Picked up my Ruger GP100, 357 mag. from my FFL 4 hrs ago & just now sitting down to admire her. NOW THAT'S ONE WEIGHTY & ONE GOOD LOOKING PIECE OF STEEL & RUBBER! !! I also picked up 2 books this wk by Grant Cunningham: REVOLVER & DEFENSIVE REVOLVER FUNDAMENTALS. I'll prbly digest the 2 reads, clean the powder burns from the chambers & barrel & just flat-out admire the heck out of her before I take the gun to the range. ..looking frwd to that. As slow as I am that could be awhile. lol But that's just the way it's gonna be. ..having fun, though. ..six months to study handguns before I actually picked one up. But I gotta ask: every revolver I've ever seen develops a mark around the cylinder from what I guess is called the cylinder stop..or maybe, the cylinder stop stud..not sure. But is this marking necessary? My guess is that it is. I suppose that "stop" or "stud" or whatever it's called is under spring pressure & simply is pushed into each of the 6 catches on the 100 to lock each chamber in alignment with the barrel for each shot. ..just wandering if there's a way to prevent or eliminate this mark.
A really good pistolsmith can re-time the cylinder stop, such that it won't leave a line scratched into the pistol's cylinder. But it isn't really necessary.
Merely using any gun will put scratches and other dings on it. That's part of using any tool. Just taking a gun out of its holster, and then putting it back, interferes with the metal's finish. You have to learn to accept those facts, and to keep yourself from obsessing over the issue.
The real question is whether or not the cylinder stop holds the cylinder solidly in place as the hammer drops. The second part of that question is whether the cylinder stop holds all of the chambers of the cylinder in exact alignment with the barrel's forcing cone.
The tool which answers this last question is called a "range rod," and it is caliber-specific. It is also relatively expensive. But your local gunsmith has one, and knows how to use it.
The 'drag ring' is just a fact of life. You'll see it on other Rugers, S&W, Colt, etc. The cylinder latch (spring loaded up) is drawn down out of place to 'unlock' the cylinder when it needs to turn. But it is back up into quickly to catch the next cylinder ASAP. Thus the ring is carved into the cylinder as the latch drags along ready to catch the next cylinder.
If you have a Stainless GP you can buff it off with the proper Scotch Brite pad or the proper grit sand paper (around 600). If blued, well, you're SOL. When looking at a used gun that ring can show the amount of wear or use the gun has on it along with other clues.

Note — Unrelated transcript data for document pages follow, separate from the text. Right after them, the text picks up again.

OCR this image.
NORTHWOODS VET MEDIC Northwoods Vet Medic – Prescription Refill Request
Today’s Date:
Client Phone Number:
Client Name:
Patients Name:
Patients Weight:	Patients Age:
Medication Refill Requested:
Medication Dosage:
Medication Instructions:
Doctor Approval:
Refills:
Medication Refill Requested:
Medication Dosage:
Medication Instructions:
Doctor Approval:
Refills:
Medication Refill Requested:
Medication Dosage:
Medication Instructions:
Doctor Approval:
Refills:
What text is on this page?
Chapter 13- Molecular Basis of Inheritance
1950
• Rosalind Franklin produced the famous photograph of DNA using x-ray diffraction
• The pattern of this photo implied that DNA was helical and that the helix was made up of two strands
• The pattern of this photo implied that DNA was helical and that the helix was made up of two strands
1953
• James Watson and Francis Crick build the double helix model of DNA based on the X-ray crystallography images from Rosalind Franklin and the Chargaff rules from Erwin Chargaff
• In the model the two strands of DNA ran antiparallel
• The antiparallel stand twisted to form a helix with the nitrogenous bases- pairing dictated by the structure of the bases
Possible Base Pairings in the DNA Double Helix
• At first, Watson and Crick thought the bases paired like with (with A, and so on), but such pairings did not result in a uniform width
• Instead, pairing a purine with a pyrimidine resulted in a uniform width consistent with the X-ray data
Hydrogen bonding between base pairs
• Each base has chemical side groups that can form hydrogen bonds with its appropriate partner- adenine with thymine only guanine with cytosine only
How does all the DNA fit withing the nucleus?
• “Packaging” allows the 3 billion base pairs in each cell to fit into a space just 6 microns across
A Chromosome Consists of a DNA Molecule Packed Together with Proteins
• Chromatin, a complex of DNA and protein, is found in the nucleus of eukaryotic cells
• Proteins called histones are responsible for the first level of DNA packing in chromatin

When the trigger is fully cocked, the cylinder will have 'some' rotational play. Again, this will be an indication of original construction and wear.
You should also check for the amount of fore/aft play of the cylinder when the gun is fully cocked. That is more important as it checks the gap between the barrel and cylinder. Excess movement here allows too much of the burning gases to escape when the gun is fired vs. pushing the bullet down the barrel. I think the proper gap for your GP is .005"-.008" but don't quote me. After you handle a number of guns you'll learn what is normal vs. what is too much.
This working play is required to make manufacturing reasonable and for heat expansions.
By the way, congratulations on the GP. I have one and with reasonable care your grandchildren will be shooting it. I've never heard of one breaking or going out of time like some other brand might (who will remain nameless).
The worst thing that too great a gap will do is "lock up" the cylinder, and keep it from rotating.
That's because a big gap, even if it seems to be only at the front of the cylinder, actually lets fired cartridges forcefully stick too far out the back end of the cylinder, rub against the gun's recoil plate, and make turning the cylinder very hard, potentially all the way to impossible. This effect is called "cartridge setback."
Jean and I inherited a revolver from Jean's dance mentor which exhibited exactly that fault.
The first shot was fine in all respects, but the second was hard to let off, and the third was impossible. It took me quite a long time to realize that if there's a big gap at the front of the cylinder, and the cylinder is free to slide fore and aft, there is a terrible result at the back end as well.
The fix, however, was dead simple: You just accept the slightly-too-large gap at the front. Adding a thin washer (a cylinder shim) to the front presses the cylinder to the rear, preventing fired cartridges from setting back. This fix worked like magic.